9:22 | El precandidato demócrata ha centrado su discurso en conceptos de cambio y esperanza
Washington (DPA).- Hace apenas tres años, Barack Obama era un abogado en una gran ciudad con un expediente irrelevante como senador por Chicago. Hoy es el aspirante a la presidencia de Estados Unidos que acaba de humillar al precandidato favorito y de salir airoso del primer reto en la carrera hacia la Casa Blanca.
Un discurso centrado en conceptos como cambio y esperanza alimentó el ascenso meteórico de Obama, tal como ocurrió en ocasiones anteriores con otros candidatos con apoyos limitados que, con una retórica antisistema, lograron dar la sorpresa en los 'caucus' de Iowa.
Pero lo que resulta realmente novedoso del resultado de la votación de ayer, jueves, no es tanto la retórica de Obama como el hecho absolutamente excepcional de que un candidato afroamericano obtenga la victoria en un estado rural, agrícola y con una aplastante mayoría de blancos.
"En esta noche de enero, en este momento decisivo en la historia, ustedes hicieron lo que los cínicos dijeron que no podríamos hacer", dijo Obama a sus seguidores en Des Moines, capital del estado, con una voz desgastada por la maratónica campaña. "Ustedes hicieron lo que el estado de New Hampshire puede hacer dentro de cinco días. Ustedes hicieron lo que Estados Unidos puede hacer en este nuevo año 2008".
La lucha contra la maquinaria
Obama seguirá enfrentándose a la maquinaria política de la ex primera dama Hillary Clinton el próximo martes en las primarias de New Hampshire y en otros tres estados a lo largo de este mes, antes de la cita decisiva el 5 de febrero, cuando más de veinte de los estados más poblados celebren las primarias que previsiblemente definirán el candidato presidencial del Partido Demócrata.
En la votación del jueves, Clinton, senadora por Nueva York, consiguió el apoyo de un 29,47 por ciento de los delegados de Iowa, un humillante tercer puesto por detrás de Obama, con el 37,6 por ciento, y del ex senador John Edwards, cuyo 29,75 por ciento parece suficiente para mantener con vida su esfuerzo electoral, pero acaso no para dar nuevo impulso a su campaña.
Obama fue elegido senador por Illinois en el 2004 y no tardó en alcanzar relevancia a nivel nacional.
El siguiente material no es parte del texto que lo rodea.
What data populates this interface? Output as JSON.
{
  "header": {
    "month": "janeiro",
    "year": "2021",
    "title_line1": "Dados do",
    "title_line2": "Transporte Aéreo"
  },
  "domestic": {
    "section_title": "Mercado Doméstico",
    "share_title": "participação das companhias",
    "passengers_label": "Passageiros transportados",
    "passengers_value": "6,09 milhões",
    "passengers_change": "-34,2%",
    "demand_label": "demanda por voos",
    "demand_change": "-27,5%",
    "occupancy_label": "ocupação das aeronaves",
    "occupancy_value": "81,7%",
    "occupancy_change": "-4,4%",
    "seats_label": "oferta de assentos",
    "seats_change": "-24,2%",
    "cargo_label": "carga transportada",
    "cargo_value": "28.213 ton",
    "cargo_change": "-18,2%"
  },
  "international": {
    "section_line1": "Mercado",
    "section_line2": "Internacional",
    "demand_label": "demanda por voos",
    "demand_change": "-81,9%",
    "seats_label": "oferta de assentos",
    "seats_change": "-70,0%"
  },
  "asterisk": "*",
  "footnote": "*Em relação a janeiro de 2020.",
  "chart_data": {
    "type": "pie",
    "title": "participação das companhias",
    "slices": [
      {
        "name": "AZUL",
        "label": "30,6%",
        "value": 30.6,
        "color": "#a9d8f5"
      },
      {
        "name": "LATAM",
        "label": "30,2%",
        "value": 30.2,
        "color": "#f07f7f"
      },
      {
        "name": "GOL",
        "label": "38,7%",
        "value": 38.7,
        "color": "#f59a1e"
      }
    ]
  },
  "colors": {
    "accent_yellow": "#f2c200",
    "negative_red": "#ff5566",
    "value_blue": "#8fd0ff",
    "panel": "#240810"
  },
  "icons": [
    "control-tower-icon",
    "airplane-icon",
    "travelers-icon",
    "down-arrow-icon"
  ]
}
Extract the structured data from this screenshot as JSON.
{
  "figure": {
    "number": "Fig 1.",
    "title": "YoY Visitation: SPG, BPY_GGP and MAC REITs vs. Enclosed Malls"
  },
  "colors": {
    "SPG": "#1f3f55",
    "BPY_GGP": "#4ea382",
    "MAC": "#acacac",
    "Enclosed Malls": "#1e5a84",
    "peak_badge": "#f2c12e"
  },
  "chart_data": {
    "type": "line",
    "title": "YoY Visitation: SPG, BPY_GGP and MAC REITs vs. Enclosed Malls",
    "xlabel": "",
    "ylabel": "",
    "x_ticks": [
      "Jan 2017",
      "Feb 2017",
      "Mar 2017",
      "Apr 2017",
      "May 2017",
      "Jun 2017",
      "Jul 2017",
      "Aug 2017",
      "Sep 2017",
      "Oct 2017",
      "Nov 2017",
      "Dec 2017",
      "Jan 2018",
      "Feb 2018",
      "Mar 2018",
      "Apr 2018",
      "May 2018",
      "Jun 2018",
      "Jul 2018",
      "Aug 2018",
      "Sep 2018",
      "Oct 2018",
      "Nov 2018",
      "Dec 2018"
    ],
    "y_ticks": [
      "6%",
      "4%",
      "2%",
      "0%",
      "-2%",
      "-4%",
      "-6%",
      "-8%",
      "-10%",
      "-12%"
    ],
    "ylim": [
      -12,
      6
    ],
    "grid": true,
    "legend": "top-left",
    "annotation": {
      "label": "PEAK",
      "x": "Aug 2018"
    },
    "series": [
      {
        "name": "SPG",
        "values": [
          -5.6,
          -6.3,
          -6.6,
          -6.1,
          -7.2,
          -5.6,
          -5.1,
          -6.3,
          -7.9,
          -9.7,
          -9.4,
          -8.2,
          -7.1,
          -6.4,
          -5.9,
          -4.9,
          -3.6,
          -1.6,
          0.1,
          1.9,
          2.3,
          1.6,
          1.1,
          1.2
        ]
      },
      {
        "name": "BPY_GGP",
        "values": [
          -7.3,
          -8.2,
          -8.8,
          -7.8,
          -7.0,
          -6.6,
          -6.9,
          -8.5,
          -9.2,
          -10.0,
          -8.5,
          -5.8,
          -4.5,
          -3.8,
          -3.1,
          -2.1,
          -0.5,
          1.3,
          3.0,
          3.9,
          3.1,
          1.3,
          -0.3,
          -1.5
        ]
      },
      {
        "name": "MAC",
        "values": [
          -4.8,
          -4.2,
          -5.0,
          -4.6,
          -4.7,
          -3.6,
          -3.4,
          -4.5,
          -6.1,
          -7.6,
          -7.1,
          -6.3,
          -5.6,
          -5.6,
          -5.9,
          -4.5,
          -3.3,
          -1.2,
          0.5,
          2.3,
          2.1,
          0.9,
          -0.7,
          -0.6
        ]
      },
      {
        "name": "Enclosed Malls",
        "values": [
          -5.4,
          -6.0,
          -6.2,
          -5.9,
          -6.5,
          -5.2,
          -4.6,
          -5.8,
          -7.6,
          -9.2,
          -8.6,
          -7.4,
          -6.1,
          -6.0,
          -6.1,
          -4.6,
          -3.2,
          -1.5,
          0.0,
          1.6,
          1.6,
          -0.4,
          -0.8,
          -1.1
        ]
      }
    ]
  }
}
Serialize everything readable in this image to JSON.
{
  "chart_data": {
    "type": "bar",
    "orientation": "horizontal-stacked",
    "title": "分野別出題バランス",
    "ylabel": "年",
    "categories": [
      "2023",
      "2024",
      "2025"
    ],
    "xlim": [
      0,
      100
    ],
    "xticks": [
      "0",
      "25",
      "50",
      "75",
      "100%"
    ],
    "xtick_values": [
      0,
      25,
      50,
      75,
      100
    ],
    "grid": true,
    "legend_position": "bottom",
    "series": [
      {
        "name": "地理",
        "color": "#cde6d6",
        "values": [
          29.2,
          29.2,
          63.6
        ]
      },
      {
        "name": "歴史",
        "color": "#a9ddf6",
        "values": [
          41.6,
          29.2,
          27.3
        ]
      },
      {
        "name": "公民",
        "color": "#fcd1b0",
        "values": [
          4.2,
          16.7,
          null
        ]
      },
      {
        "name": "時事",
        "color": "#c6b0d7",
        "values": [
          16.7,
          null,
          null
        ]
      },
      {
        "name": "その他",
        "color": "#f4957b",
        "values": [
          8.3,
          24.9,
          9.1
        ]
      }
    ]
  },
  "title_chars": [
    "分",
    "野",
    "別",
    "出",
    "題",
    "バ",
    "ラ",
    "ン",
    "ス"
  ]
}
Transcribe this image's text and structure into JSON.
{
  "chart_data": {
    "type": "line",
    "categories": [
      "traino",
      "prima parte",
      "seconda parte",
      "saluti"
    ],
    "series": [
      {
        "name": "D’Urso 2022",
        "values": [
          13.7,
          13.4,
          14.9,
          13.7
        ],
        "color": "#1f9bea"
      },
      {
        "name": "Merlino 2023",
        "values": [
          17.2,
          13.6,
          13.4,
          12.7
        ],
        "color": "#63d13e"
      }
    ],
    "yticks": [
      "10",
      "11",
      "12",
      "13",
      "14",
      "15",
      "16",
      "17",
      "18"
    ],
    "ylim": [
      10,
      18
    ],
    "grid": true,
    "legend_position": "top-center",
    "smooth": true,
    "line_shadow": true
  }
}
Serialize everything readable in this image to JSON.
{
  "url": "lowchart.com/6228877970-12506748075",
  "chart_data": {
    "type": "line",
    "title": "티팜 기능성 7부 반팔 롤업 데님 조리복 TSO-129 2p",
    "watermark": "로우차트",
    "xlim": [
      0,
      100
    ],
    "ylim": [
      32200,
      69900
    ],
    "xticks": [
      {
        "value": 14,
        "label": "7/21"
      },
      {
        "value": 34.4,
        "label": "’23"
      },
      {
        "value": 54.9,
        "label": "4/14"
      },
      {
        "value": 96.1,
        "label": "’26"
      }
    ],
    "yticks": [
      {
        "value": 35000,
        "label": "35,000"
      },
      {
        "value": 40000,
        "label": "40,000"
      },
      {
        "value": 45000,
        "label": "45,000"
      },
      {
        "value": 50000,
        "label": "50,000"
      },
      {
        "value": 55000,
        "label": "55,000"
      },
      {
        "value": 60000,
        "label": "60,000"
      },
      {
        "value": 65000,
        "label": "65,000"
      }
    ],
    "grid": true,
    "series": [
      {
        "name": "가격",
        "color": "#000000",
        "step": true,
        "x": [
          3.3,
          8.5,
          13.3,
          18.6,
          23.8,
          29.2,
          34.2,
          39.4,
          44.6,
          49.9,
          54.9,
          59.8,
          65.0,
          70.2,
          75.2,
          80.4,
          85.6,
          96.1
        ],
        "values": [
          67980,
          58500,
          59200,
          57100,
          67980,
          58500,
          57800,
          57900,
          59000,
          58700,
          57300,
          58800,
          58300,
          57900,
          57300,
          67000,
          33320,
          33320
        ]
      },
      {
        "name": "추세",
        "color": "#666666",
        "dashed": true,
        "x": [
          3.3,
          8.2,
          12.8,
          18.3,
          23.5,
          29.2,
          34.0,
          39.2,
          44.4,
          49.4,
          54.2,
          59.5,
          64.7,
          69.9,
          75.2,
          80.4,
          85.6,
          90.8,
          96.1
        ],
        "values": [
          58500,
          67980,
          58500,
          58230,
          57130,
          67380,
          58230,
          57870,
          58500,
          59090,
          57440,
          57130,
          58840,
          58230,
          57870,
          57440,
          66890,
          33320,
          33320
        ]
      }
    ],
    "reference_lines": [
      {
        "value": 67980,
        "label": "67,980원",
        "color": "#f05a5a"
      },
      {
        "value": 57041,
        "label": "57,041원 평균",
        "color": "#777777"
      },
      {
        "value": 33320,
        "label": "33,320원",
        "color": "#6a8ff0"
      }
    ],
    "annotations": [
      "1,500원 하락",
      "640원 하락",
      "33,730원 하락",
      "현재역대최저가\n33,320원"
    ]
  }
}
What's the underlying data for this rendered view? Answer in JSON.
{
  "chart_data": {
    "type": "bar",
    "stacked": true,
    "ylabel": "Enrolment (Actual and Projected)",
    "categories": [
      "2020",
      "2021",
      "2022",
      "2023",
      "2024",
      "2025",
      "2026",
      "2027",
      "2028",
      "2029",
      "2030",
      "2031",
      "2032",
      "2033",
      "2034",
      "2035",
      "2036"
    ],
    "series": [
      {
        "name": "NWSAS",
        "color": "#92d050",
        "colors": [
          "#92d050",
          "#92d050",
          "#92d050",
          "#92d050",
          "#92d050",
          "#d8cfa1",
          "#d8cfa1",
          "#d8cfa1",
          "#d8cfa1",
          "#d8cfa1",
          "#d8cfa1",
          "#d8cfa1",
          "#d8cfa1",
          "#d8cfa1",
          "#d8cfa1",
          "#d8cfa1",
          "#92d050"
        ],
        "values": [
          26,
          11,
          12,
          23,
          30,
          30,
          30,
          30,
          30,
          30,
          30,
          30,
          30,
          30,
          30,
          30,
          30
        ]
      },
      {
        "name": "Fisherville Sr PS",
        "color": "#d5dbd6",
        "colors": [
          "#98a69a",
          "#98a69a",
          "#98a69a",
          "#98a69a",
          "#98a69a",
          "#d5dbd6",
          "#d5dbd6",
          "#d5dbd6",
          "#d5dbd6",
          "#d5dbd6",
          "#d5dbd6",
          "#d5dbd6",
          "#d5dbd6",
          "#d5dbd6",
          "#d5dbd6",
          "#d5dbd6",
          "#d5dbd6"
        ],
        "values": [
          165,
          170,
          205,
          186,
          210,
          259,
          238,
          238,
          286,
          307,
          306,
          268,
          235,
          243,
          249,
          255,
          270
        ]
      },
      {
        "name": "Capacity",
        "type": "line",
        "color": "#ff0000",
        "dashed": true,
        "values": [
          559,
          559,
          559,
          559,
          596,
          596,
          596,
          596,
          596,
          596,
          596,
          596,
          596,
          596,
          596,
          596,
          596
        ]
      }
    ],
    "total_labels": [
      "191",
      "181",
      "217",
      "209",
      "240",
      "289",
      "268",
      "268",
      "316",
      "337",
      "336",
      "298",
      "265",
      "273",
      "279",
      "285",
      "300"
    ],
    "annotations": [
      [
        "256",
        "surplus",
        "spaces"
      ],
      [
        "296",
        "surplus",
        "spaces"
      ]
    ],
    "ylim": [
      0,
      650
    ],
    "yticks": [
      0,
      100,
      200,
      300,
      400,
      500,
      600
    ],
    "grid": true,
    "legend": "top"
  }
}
Después de un año de campaña presidencial, el candidato ha demostrado no solo ser un competidor válido, sino también una amenaza real y potente a las aspiraciones de Clinton.
Si logra capitalizar su buen momento en New Hampshire, donde los últimos sondeos lo muestran pisando los talones a Clinton, Obama podría convertirse en una fuerza imparable.
El pastor republicano
Por el lado republicano, mientras tanto, Mike Huckabee encaja en el molde de anteriores ganadores en Iowa. El pastor evangélico y ex gobernador de Arkansas recibió el apoyo de conservadores creyentes disconformes con los principales contendientes del partido.
Con un 34 por ciento de los votos, Huckabee desplazó a Mitt Romney, ex gobernador de Massachusetts, relegado a un segundo puesto con el 25 por ciento de los votos a pesar de haber sido favorito en los últimos meses.